Вместо громких заявлений и поисков «козлов отпущения» среди законопослушных граждан, российским властям следовало бы тщательно изучить опыт защиты школ в таких неспокойных странах, как США и Израиль. Более того, стоило бы инициировать общественную дискуссию по этой проблеме, чтобы предотвратить принятие однобоких ведомственных решений (вроде тех, на которые жаловался депутат Хинштейн).

 

Совершенно секретно

ФОТО: DMITRI LOVETSKY/AP/TASS

В рамках этой же дискуссии можно поднять вопрос об упрощении и либерализации оружейного законодательства, чтобы как можно большее число добропорядочных граждан (особенно из числа педагогов, сотрудников школ) имели средства нейтрализации вооруженных злоумышленников. Неплохо бы обсудить возможность строительства вокруг школ не липовых, а нормальных, качественных заграждений, и установление пропускного режима прохода на их территорию (израильский опыт), либо размещения в них полицейских нарядов (американская практика). Выбор любого из этих вариантов определит круг первоочередных задач, которые, по хорошему, требовалось бы решить еще вчера.

К слову, одной из острых и актуальных проблем российских школ являются «мини-колумбайны» – нападения подростков на одноклассников с ножами, пневматическими пистолетами, топорами и прочими подручными предметами. Такие инциденты не сопровождаются массовыми убийствами, зато происходят куда чаще расстрелов, и неизменно влекут за собой тяжелые ранения, а то и гибель одного-двух школьников. Проблема эта была актуальна 10 лет назад, остается актуальной и сейчас. И ее совершенно точно нельзя игнорировать, обсуждая защиту учебных заведений от потенциальных Галявиевых и Росляковых.

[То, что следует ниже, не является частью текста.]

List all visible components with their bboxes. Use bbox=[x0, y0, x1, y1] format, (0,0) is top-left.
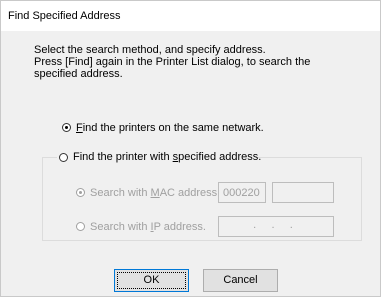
mnemonic-f: F bbox=[76, 122, 83, 134]
mnemonic-m: M bbox=[150, 187, 160, 199]
mac-label-pre: Search with bbox=[90, 187, 151, 199]
specified-address-label[interactable]: Find the printer with specified address. bbox=[73, 151, 261, 163]
mac-prefix-value: 000220 bbox=[223, 187, 260, 199]
mac-label-post: AC address. bbox=[159, 187, 221, 199]
ok-button[interactable]: OK bbox=[114, 269, 189, 292]
dialog-content: Select the search method, and specify ad… bbox=[1, 31, 380, 296]
specified-address-radio[interactable] bbox=[59, 153, 68, 162]
specified-address-label-pre: Find the printer with bbox=[73, 151, 173, 163]
ip-address-label[interactable]: Search with IP address. bbox=[90, 221, 206, 233]
same-network-label[interactable]: Find the printers on the same netwark. bbox=[76, 122, 264, 134]
same-network-label-text: ind the printers on the same netwark. bbox=[82, 122, 264, 134]
ip-address-value: . . . bbox=[247, 219, 293, 231]
find-address-dialog: Find Specified Address Select the search… bbox=[0, 0, 381, 297]
instructions: Select the search method, and specify ad… bbox=[34, 44, 344, 80]
mac-prefix-field: 000220 bbox=[218, 182, 266, 203]
radio-selected-dot bbox=[65, 126, 68, 129]
same-network-radio[interactable] bbox=[62, 123, 71, 132]
cancel-button-label: Cancel bbox=[223, 274, 258, 286]
instructions-line-3: specified address. bbox=[34, 68, 123, 80]
focus-rectangle bbox=[117, 272, 186, 289]
window-title: Find Specified Address bbox=[8, 10, 121, 22]
ip-label-pre: Search with bbox=[90, 221, 151, 233]
ip-label-post: P address. bbox=[153, 221, 206, 233]
ip-address-radio[interactable] bbox=[76, 222, 85, 231]
radio-selected-dot bbox=[79, 191, 82, 194]
cancel-button[interactable]: Cancel bbox=[203, 269, 278, 292]
specified-address-label-post: pecified address. bbox=[178, 151, 262, 163]
specified-address-legend: Find the printer with specified address. bbox=[57, 151, 261, 165]
mac-address-radio[interactable] bbox=[76, 188, 85, 197]
ip-address-input[interactable]: . . . bbox=[218, 216, 334, 237]
instructions-line-2: Press [Find] again in the Printer List d… bbox=[34, 56, 311, 68]
mac-address-label[interactable]: Search with MAC address. bbox=[90, 187, 220, 199]
instructions-line-1: Select the search method, and specify ad… bbox=[34, 44, 266, 56]
mac-address-input[interactable] bbox=[272, 182, 334, 203]
title-bar: Find Specified Address bbox=[1, 1, 380, 31]
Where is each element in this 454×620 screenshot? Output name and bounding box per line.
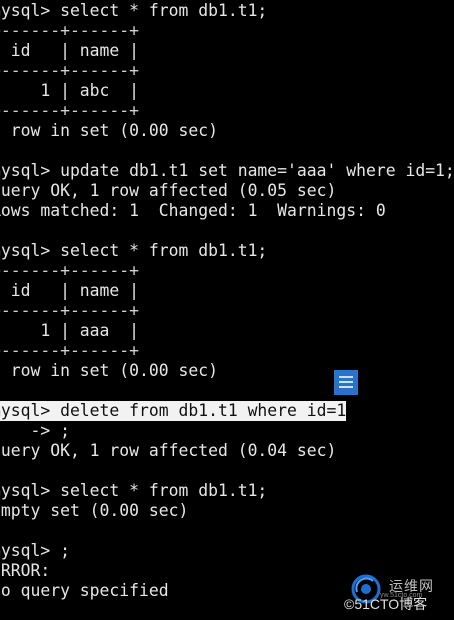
watermark: 运维网 yw.51cto.com ©51CTO博客 [340, 572, 454, 618]
table-border: +------+------+ [0, 301, 140, 320]
table-header: | id | name | [0, 41, 140, 60]
table-border: +------+------+ [0, 21, 140, 40]
table-border: +------+------+ [0, 261, 140, 280]
terminal-line-result: Empty set (0.00 sec) [0, 501, 189, 520]
terminal-line-error: No query specified [0, 581, 169, 600]
terminal-line-continuation: -> ; [30, 421, 70, 440]
table-header: | id | name | [0, 281, 140, 300]
terminal-line-result: 1 row in set (0.00 sec) [0, 361, 218, 380]
terminal-window[interactable]: mysql> select * from db1.t1; +------+---… [0, 0, 454, 620]
table-border: +------+------+ [0, 101, 140, 120]
terminal-line-prompt: mysql> ; [0, 541, 70, 560]
terminal-line-prompt: mysql> select * from db1.t1; [0, 1, 268, 20]
table-row: | 1 | aaa | [0, 321, 140, 340]
terminal-line-error: ERROR: [0, 561, 51, 580]
terminal-line-result: Query OK, 1 row affected (0.04 sec) [0, 441, 337, 460]
table-border: +------+------+ [0, 61, 140, 80]
terminal-line-result: Query OK, 1 row affected (0.05 sec) [0, 181, 337, 200]
terminal-line-result: 1 row in set (0.00 sec) [0, 121, 218, 140]
terminal-line-prompt: mysql> update db1.t1 set name='aaa' wher… [0, 161, 454, 180]
terminal-line-prompt: mysql> select * from db1.t1; [0, 241, 268, 260]
terminal-line-selected[interactable]: mysql> delete from db1.t1 where id=1 [0, 401, 347, 421]
table-border: +------+------+ [0, 341, 140, 360]
document-icon[interactable] [334, 370, 358, 395]
terminal-line-prompt: mysql> select * from db1.t1; [0, 481, 268, 500]
terminal-line-result: Rows matched: 1 Changed: 1 Warnings: 0 [0, 201, 386, 220]
watermark-copyright: ©51CTO博客 [344, 596, 428, 612]
table-row: | 1 | abc | [0, 81, 140, 100]
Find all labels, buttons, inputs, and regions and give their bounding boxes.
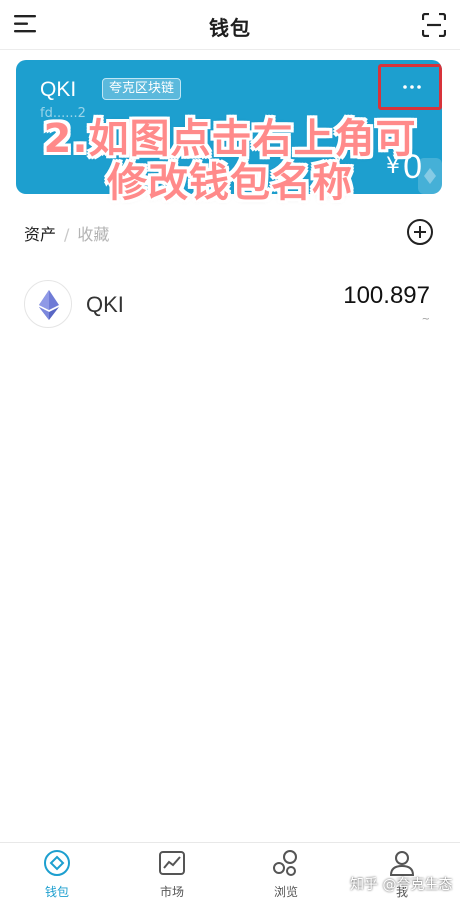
nav-browse[interactable]: 浏览 [246, 849, 326, 903]
chain-badge: 夸克区块链 [102, 78, 182, 100]
user-nav-icon [389, 851, 415, 876]
chart-nav-icon [159, 851, 185, 875]
add-token-icon[interactable] [406, 218, 434, 246]
nav-wallet[interactable]: 钱包 [17, 849, 97, 903]
tutorial-caption-line2: 修改钱包名称 [107, 160, 353, 206]
ethereum-diamond-icon [39, 290, 59, 320]
token-symbol: QKI [86, 292, 124, 317]
tab-assets[interactable]: 资产 [24, 225, 56, 244]
token-amount: 100.897 [343, 282, 430, 309]
scan-icon[interactable] [422, 13, 446, 37]
asset-row[interactable]: QKI 100.897 ~ [0, 270, 460, 340]
bottom-navigation: 钱包 市场 浏览 我 [0, 842, 460, 904]
tab-favorites[interactable]: 收藏 [77, 225, 109, 244]
bubbles-nav-icon [273, 850, 297, 876]
nav-market-label: 市场 [159, 885, 184, 899]
nav-wallet-label: 钱包 [44, 885, 69, 899]
token-fiat-value: ~ [421, 314, 430, 325]
token-logo [24, 280, 72, 328]
tab-separator: / [64, 225, 70, 244]
page-title: 钱包 [209, 16, 251, 40]
nav-market[interactable]: 市场 [132, 849, 212, 903]
wallet-name: QKI [40, 78, 77, 101]
nav-browse-label: 浏览 [273, 885, 298, 899]
source-watermark: 知乎 @夸克生态 [350, 877, 453, 893]
asset-tabs: 资产 / 收藏 [24, 221, 109, 245]
wallet-nav-icon [44, 850, 70, 876]
more-options-highlight[interactable] [378, 64, 442, 110]
more-dots-icon[interactable] [403, 85, 421, 89]
top-app-bar: 钱包 [0, 0, 460, 50]
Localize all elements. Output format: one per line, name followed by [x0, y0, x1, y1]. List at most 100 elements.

Что касается огнестрела, то пока за всеми «наворотами» разрешительной системы – «прикрутите сейф к полу, сообщите, сколько патронов вы купили» – и время от времени возникающими попытками запретить все и для всех, – из вида теряется главное: способность этой самой системы отсекать от оружия криминал и неадекват. Результат такого положения дел мы видим сейчас в Казани, видели три года назад в Керчи. И, если ничего не изменится – велика вероятность, что увидим снова.